In Japan the Pharmaceutical Affairs Law (PAL) permits individual import of both approved and unapproved drugs, as long as you have a prescription from Japanese physician.
Should we expect the Tamiflu to crash this winter the previous individual import record of Thalidomide (reportedly about 500,000 tablets were imported before the approval)?
Tamiflu is sold in Japan in two formulations: 75 mg capsules and 3% dry syrup, as the cost for 1-day treatment is 727.4 Yen for capsules and 1,392.5 Yen for the syrup.
Reported below in Yomiuri Shimbun:
Online purchases have depleted stocks. One agent offers 10 capsules of Tamiflu, or oseltamivir, imported from the United States for 30,000 yen, excluding shipping charges. "One U.S. company recently told us the price had risen to more than 300 dollars. We need to raise ours to 38,000 yen just to show a profit," the company’s president said. According to the company, which has acted as an import agent for six years, demand for Tamiflu remained low until last year when 10 capsules could be obtained for 8,000 yen. The government in 2001 designated the drug to be covered by national health insurance.
Purchase orders for Tamiflu surged early this month following an increase in news reports on the spread of a new type of influenza and the government’s announcement of its plan to further stockpile the flu-fighting drug.
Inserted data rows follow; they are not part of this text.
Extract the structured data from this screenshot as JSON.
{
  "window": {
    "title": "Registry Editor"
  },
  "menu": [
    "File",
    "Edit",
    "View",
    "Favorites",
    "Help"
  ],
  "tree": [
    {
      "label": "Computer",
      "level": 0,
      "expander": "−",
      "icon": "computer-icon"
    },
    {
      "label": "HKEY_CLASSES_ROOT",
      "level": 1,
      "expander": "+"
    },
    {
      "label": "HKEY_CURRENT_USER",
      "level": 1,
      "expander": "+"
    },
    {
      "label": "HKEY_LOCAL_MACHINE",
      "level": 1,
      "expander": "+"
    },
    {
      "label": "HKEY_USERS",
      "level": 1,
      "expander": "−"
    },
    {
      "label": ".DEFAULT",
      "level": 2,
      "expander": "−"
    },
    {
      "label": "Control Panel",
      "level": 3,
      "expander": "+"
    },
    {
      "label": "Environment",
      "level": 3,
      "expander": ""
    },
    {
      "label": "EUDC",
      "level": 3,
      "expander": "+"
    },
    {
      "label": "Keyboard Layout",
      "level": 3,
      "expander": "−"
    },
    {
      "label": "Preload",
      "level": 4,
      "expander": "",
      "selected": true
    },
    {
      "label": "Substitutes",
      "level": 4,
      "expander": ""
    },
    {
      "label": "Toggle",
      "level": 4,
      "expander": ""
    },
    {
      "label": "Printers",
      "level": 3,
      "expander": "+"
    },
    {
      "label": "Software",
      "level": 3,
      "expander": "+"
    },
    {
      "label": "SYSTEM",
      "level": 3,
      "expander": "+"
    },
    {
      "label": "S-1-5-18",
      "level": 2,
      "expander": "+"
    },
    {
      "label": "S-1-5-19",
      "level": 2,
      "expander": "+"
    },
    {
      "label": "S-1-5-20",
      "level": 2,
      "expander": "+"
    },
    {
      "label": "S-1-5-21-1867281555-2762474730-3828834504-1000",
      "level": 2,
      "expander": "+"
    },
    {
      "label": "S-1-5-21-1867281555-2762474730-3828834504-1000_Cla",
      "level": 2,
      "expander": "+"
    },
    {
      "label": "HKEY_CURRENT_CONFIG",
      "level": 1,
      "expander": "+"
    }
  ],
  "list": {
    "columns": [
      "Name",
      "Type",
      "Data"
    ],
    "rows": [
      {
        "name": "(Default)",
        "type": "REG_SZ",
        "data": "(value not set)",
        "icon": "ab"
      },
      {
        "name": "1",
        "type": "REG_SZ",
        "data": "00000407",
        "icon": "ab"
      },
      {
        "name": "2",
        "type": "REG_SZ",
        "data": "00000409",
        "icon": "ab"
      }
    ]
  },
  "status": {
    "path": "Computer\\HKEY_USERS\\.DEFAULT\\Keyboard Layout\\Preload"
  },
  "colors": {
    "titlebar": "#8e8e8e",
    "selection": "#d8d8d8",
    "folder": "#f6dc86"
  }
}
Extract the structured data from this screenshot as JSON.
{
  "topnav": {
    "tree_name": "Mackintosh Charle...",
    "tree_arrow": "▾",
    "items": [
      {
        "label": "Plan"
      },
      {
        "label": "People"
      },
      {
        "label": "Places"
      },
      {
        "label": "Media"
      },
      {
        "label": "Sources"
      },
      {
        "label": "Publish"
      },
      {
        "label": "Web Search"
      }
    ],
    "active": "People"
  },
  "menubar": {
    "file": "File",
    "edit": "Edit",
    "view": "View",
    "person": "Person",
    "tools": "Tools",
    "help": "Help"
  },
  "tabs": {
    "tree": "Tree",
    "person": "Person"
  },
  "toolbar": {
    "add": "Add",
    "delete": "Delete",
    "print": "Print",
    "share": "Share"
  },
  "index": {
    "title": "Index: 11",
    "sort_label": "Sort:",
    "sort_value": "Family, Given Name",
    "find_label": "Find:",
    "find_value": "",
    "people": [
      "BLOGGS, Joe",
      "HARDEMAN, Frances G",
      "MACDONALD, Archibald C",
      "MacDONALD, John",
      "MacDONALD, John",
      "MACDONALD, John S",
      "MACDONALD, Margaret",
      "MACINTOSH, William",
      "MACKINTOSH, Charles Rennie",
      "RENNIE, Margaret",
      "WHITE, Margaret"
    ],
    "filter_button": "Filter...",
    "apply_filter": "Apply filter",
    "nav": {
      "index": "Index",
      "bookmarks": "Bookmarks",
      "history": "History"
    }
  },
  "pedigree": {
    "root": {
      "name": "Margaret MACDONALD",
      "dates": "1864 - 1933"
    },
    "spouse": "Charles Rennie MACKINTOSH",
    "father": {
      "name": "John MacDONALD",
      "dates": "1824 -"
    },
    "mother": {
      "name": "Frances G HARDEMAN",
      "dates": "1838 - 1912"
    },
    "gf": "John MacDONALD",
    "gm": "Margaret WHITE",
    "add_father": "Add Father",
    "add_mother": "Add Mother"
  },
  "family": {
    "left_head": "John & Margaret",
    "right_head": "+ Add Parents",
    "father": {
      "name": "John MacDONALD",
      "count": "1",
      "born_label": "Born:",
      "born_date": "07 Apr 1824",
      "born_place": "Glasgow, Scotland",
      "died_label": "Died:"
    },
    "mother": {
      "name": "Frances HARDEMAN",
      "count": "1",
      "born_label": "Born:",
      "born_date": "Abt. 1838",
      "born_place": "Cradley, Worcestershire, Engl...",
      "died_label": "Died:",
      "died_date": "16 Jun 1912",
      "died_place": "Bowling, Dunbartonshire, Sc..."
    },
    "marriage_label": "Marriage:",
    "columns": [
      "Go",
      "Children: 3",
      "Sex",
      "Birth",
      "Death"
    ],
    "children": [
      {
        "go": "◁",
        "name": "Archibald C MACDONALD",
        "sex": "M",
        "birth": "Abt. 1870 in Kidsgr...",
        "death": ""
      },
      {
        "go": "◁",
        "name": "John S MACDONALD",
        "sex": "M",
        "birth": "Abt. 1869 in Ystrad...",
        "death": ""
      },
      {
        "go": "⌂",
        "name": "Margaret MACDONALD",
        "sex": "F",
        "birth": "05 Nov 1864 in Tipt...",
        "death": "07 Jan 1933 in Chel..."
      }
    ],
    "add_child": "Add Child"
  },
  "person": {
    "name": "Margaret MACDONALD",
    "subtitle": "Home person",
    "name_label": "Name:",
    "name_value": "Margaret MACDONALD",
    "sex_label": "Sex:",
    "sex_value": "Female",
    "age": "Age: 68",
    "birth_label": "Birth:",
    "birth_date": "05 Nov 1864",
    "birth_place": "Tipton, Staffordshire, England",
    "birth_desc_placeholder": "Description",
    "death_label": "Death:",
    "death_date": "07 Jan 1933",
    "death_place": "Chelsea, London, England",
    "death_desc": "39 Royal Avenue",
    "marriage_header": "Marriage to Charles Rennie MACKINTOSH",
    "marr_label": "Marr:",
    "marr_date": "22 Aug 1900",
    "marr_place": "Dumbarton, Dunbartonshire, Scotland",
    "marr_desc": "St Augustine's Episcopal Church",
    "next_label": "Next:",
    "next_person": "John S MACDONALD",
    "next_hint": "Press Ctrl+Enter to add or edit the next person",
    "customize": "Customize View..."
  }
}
The company received orders for about 20 sets in the past week. Another agent, which offers Tamiflu for 25,000 yen, said it was out of stock and had a waiting list of about 100 people.
Chugai Pharmaceutical Co., which imports and markets Tamiflu, prices the drug at 363.7 yen per capsule. A dosage of two capsules a day is normally recommended for five days, and a set of 10 capsules is offered at 3,637 yen. Insurance coverage reduces the price to about 1,100 yen, but it requires a doctor’s prescription, which increases to the total cost to about 3,000 yen.